On MacOS X, then, it seems that read or write permission on a symlink allows you to use it normally, but execute permission alone means you cannot find where the link points (readlink(2) fails) even though you can access the file (or, presumably, directory) at the other end of the link.
Conclusion (subject to modification):
On some versions of Linux, you can only get 777 permission on a symlink.
On MacOS X, you can adjust the permissions on a symlink and these affect who can use the symlink.

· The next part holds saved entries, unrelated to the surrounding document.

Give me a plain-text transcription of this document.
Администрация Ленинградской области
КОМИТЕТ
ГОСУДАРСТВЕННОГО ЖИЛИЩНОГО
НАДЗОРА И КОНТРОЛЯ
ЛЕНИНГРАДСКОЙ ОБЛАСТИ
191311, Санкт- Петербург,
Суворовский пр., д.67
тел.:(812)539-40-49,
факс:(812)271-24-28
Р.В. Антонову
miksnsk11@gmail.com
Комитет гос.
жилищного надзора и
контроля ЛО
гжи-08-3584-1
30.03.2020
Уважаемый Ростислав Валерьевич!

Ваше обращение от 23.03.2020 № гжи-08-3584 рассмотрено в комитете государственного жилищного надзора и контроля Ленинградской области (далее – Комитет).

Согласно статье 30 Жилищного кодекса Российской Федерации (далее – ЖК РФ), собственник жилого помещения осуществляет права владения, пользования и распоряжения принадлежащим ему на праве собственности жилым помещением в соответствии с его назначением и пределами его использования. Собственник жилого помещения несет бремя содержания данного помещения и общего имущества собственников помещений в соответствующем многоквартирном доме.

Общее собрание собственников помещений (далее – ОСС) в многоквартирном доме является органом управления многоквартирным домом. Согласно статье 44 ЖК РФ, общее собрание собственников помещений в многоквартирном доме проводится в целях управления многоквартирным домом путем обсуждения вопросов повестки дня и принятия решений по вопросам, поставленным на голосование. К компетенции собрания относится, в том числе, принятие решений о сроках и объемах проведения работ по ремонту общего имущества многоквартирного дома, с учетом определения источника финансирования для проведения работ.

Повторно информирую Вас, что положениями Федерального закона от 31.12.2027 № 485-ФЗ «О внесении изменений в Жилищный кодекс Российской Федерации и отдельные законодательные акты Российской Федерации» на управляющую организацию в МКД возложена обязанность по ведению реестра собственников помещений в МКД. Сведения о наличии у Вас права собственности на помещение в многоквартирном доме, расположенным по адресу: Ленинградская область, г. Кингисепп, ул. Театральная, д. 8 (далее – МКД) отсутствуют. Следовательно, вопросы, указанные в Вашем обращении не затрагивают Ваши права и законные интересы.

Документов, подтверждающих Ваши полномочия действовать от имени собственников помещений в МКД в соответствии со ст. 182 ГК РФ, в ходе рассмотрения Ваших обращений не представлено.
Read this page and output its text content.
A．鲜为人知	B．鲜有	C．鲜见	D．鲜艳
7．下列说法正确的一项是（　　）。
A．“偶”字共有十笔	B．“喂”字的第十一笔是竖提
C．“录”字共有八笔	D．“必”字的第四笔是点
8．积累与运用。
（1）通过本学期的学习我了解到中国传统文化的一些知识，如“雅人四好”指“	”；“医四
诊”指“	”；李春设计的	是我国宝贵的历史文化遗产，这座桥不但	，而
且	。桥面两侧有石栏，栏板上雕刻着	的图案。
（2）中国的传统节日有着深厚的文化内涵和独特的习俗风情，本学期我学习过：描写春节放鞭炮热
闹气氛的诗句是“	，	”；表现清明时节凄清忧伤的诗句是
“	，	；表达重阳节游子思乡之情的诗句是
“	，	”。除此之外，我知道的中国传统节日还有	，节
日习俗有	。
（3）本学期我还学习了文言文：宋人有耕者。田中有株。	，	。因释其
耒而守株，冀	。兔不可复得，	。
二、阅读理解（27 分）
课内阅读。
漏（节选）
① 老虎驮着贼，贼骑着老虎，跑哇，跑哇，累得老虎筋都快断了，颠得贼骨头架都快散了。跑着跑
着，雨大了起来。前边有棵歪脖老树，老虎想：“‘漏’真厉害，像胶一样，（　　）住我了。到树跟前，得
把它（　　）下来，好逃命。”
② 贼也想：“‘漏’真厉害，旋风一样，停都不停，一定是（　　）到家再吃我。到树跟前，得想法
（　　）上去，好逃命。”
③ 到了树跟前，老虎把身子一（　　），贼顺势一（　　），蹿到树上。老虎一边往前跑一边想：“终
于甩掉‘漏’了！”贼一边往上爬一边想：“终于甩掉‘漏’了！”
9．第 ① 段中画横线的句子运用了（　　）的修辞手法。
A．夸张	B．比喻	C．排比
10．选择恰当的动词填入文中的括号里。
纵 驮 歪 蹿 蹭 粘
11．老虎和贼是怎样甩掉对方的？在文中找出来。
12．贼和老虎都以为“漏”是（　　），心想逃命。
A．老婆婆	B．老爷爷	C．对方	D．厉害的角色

The MacOS X behaviour is an extension of the behaviour mandated by POSIX - or deviation from the behaviour mandated by POSIX. It complicates life slightly. It means that you have to ensure that anyone who is supposed to use the link has permission to do so. This is normally trivial (umask 022 means that will be the case).
The underlying system call for chown -h on MacOS X is setattrlist(2).
http://en.wikipedia.org/wiki/Symbolic_link
The file system permissions of a symbolic link usually have relevance
only to rename or removal operations of the link itself, not to the
access modes of the target file which are controlled by the target
file's own permissions.
The permissions for the link are just that. What it points to still has it's own permissions.